Rabbi Éléazar ramassa les deux sacs et revint avec ses compagnons vers le lieu ombragé qu’ils venaient de quitter. Quelques instants après, ils entendirent non loin d’eux quelqu’un qui se lamentait d’une voix affaiblie. C’était un homme qui priait :

– Maître de l’Univers, disait-il. Tu sais bien que ce n’est pas la perte de mon argent qui m’afflige... Je ne me plains pas non plus des violences dont j’ai été victime de la part de ce malfaiteur... J’ai sûrement péché, et je mérite mes souffrances. Mais c’est à mes vieux parents que je pense.  Ils comptent sur moi pour subvenir à leurs besoins. Je pense aussi à ma femme et à mes enfants. Comment vais-je pouvoir les nourrir ? Enfin, que dirai-je à cet homme aux ressources si modestes qui m’a confié toutes ses économies si péniblement amassées, qu’il destinait à la dot de sa fille ? Pourquoi cette innocente créature devrait-elle être privée d’un époux à cause de mes péchés ? Ô, mon D.ieu que j’aime, réponds-moi !

Rabbi Éléazar alla vers l’homme et lui dit : « D.ieu a accepté ta prière. Ton argent te sera rendu si tu peux me donner quelque signe par lequel il peut être identifié. »

Une mitsva pour mission

La joie illumina le visage de l’homme. Il décrivit le sac, ajoutant qu’il en contenait un autre plus petit dans lequel se trouvaient quatre cents pièces d’or qui appartenaient justement au père de la future mariée. Rabbi Éléazar rendit le sac à l’étranger, qui remercia D.ieu et Le loua pour ce grand miracle. Rabbi Éléazar lui souhaita de se remettre rapidement de ses blessures. L’homme se sentait déjà tellement mieux qu’il était prêt à poursuivre sa route.

– Attends ! lui dit Rabbi Éléazar. Puisque D.ieu a été si bon pour toi, et qu’il nous a été possible de t’aider, je voudrais te charger d’une mitsva. Voici un autre sac plein d’or que j’ai trouvé en même temps que le tien auprès du voleur. Il appartient à un riche négociant appelé Shimon, qui vit dans la ville la plus proche. Cet argent lui a été enlevé par le fils même du voleur. Tu le lui rapporteras. Sa maison est facile à trouver, car sa femme étant décédée il y a peu, il observe une chiva (les sept jours de deuil). Tu lui transmettras nos condoléances et tu lui diras que son fils est en chemin et rentrera bientôt.

Les limitations physiques

L’homme promit de s’acquitter scrupuleusement de cette mission. Il baisa, par gratitude et révérence, les mains de Rabbi Éléazar‎, et s’en fut.

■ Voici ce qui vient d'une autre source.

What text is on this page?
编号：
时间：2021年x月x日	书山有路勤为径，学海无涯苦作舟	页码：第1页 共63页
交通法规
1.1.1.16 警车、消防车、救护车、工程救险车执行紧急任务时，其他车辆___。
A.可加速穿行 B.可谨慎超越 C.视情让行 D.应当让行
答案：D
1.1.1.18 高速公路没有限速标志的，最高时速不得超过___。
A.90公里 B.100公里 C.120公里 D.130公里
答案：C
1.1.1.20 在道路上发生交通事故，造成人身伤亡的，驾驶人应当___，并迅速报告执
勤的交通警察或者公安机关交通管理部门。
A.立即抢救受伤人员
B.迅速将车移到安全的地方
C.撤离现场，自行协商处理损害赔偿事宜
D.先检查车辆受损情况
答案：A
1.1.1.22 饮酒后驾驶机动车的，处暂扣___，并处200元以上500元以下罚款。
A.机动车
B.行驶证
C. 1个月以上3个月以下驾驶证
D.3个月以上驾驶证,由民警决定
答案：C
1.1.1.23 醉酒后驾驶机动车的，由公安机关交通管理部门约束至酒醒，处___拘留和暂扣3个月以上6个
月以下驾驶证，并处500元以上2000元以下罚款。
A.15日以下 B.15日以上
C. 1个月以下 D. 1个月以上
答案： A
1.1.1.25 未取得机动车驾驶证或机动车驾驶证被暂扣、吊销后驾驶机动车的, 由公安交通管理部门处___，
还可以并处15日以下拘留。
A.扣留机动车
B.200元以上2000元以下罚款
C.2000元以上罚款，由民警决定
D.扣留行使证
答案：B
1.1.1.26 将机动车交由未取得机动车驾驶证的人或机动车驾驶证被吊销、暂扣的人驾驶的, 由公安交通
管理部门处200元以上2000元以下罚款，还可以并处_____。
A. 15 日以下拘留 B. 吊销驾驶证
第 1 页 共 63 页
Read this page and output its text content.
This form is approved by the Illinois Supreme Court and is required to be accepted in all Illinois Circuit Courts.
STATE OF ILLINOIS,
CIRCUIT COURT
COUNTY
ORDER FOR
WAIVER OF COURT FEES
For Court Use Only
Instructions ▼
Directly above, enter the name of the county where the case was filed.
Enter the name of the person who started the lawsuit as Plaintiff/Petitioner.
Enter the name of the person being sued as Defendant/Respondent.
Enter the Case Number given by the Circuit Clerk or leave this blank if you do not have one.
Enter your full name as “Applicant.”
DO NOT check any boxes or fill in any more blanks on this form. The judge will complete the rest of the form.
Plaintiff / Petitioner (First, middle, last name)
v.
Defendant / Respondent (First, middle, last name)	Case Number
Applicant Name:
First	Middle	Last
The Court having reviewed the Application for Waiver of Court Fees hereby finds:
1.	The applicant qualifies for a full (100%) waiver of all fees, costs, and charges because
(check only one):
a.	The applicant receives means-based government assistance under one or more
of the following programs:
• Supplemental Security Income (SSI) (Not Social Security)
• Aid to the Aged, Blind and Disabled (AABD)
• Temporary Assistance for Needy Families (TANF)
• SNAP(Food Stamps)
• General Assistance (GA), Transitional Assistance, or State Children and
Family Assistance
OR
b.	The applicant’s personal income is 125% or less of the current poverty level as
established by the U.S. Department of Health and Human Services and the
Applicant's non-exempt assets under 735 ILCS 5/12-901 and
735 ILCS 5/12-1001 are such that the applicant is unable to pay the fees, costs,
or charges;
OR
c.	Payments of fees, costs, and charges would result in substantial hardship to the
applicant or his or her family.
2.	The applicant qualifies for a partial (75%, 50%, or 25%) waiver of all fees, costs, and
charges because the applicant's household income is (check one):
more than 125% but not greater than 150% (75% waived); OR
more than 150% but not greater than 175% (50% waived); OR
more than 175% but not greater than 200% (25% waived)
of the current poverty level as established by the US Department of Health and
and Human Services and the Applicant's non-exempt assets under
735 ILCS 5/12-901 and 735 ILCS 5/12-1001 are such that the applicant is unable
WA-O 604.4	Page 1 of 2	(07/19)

Encore une fois, les compagnons du Sage étaient stupéfaits. Ils venaient d‘être témoins de plus d’un miracle ! Comment était-il possible à un être humain d’en savoir tant ?

Devinant leurs pensées, Rabbi Éléazar leur dit : « À l’époque où je me cachais avec mon père pour échapper aux recherches des Romains, demeurant avec lui dans une grotte treize années que nous avons consacrées à l’étude sacrée de la Torah, notre corps et notre esprit ont été purifiés et spiritualisés, si bien que nos limites physiques ont disparu et que les choses matérielles ont cessé d’être, comme pour les autres humains, un obstacle à notre vision. »

Rabbi Éléazar et ses compagnons poursuivirent leur route. Arrivés auprès de Rabbi Yossé, ils le trouvèrent complètement rétabli. « Le Guérisseur de toute chair m’a envoyé Sa guérison rapide et complète. Que Son Nom soit loué ! » leur dit-il.

Les visiteurs en profitèrent pour demeurer avec le Sage de longs jours qu’ils consacrèrent à l’étude fervente et assidue de la Torah.